Très beau récit.
Semprun écrit ce livre en 1992, presque cinquante ans après avoir été libéré du camp de concentration de Buchenwald. le récit nous révèle par des incessants allers-retours au fil des souvenirs et de la mémoire de l'auteur, comment il a été possible pour lui d'écrire après avoir vécu l'horreur absolue des camps. Comment écrire de la fiction ? Comment raconter ? Où est le rêve, la réalité ? Où est la vrai vie ? Les rescapés des camps de concentration n'en sont jamais réellement sortis, le mal absolu les hante pour toujours et leur donne cette sensation que la réalité est le camp et que maintenant ils vivent un rêve terrible car ils vont finir par se réveiller, ou ce qu'ils ont vécus n'est qu'un cauchemar et que ces années d'horreurs n'ont jamais existé. Sensation renforcée par l'incrédulité des gens lorsque la vérité sur les camps a été révélé.
Semprun raconte comment
Primo Levi n'a pas trouvé d'éditeur lorsqu'il a voulu publier son premier livre "Et
si c'est un homme".
Semprun nous livre des réflexions admirables sur le mal, la volonté de vivre, la mort, l'écriture.
Si les premières pages du récit sont assez perturbantes par le style, au fil des pages on se laisse prendre par ces sauts incessants dans la mémoire de l'auteur. Les souvenirs et les thèmes reviennent de manière incessante et lancinante comme des leitmotiv qui hantent l'esprit de
Semprun et qui l'empêche de vivre. La neige symbolise l'enfer de Buchenwald et revient sans cesse dans ses cauchemars.
Au fil du récit on a le sentiment d'écouter
Semprun réfléchir à haute voix, d'être à ses côtés et de comprendre comment pendant des années écrire serait le droit chemin à la mort.
Seul l'art, la fiction sera capable de raconter.
"Comment raconter une vérité peu crédible, comment susciter l'imagination de l'inimaginable, si ce n'est en élaborant, en travaillant la réalité, en la mettant en perspective? Avec un peu d'artifice donc!....... par l'artifice de l'oeuvre d'art bien sûr!" (p166 Ed Folio).
"A Buchenwald, les SS, les Kapo, les mouchards, les tortionnaires sadiques, faisaient tous partie de l'espère humaine, que les meilleurs, les plus purs d'entre nous, d'entre les victimes... La frontière du Mal n'est pas celle de l'inhumain, c'est tout autre chose. D'où la nécessité d'une éthique qui transcende ce fonds originaire où s'enracine la liberté du Bien que celle du Mal... Une éthique, donc, qui se dégage à jamais des théologies, puisque Dieu par définition, est innocent du Mal. Une éthique de la Loi et de sa transcendance, des conditions de domination, donc de la violence qui lui est justement nécessaire..." (p216 Ed Folio).

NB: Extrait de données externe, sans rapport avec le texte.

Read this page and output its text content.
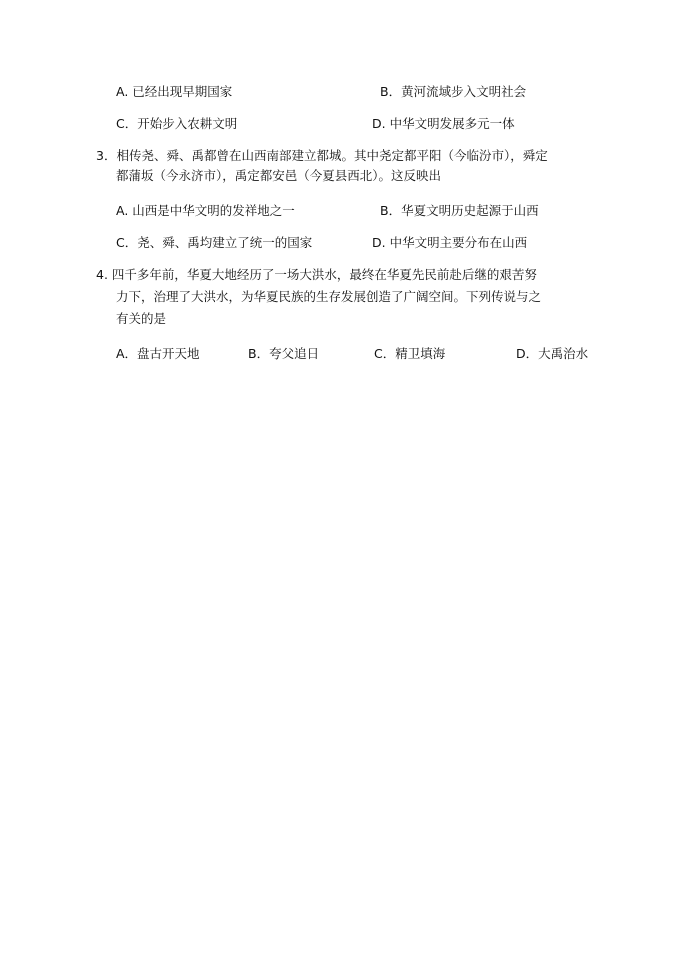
A. 已经出现早期国家	B．黄河流域步入文明社会
C．开始步入农耕文明	D. 中华文明发展多元一体
3．相传尧、舜、禹都曾在山西南部建立都城。其中尧定都平阳（今临汾市），舜定
都蒲坂（今永济市），禹定都安邑（今夏县西北）。这反映出
A. 山西是中华文明的发祥地之一	B．华夏文明历史起源于山西
C．尧、舜、禹均建立了统一的国家	D. 中华文明主要分布在山西
4. 四千多年前，华夏大地经历了一场大洪水，最终在华夏先民前赴后继的艰苦努
力下，治理了大洪水，为华夏民族的生存发展创造了广阔空间。下列传说与之
有关的是
A．盘古开天地	B．夸父追日	C．精卫填海	D．大禹治水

La fin de l'ouvrage est désespérante. La réflexion sur l'inéluctable disparition des rescapés des camps et donc la perte de la mémoire physique du Mal absolu "dans la juste mesure où il es niché en chacun d'entre nous, comme liberté possible" (p374) vient en contradiction sur ce que nous révèle
Semprun concernant l'utilisation de Buchenwald par les staliniens comme camp de concentration et où une nouvelle fois des milliers de personnes ont disparu. le Mal absolu continu d'être présent parcequ'il est une liberté possible de chacun d'entre nous et donc il y aura toujours des témoins pour parler de ce Mal.
Un seul petit reproche au récit de
Semprun, de nombreuses citations de poèmes, de textes en anglais, en allemand, en espagnol, italien,... m'ont perturbé dans ma lecture car la qualité et la profondeur de ces extraits m'ont échappé, ne connaissant pas suffisamment toutes ces langues, même si
Semprun donne au fil du texte des traductions morcelées et des commentaires.
Livre très intellectuel mais une fois dépassé les références littéraires, philosophiques et poétiques on se laisse prendre par ce récit.
Semprun nous invite, au travers de son expérience douloureuse, à une très belle réflexion sur le Mal.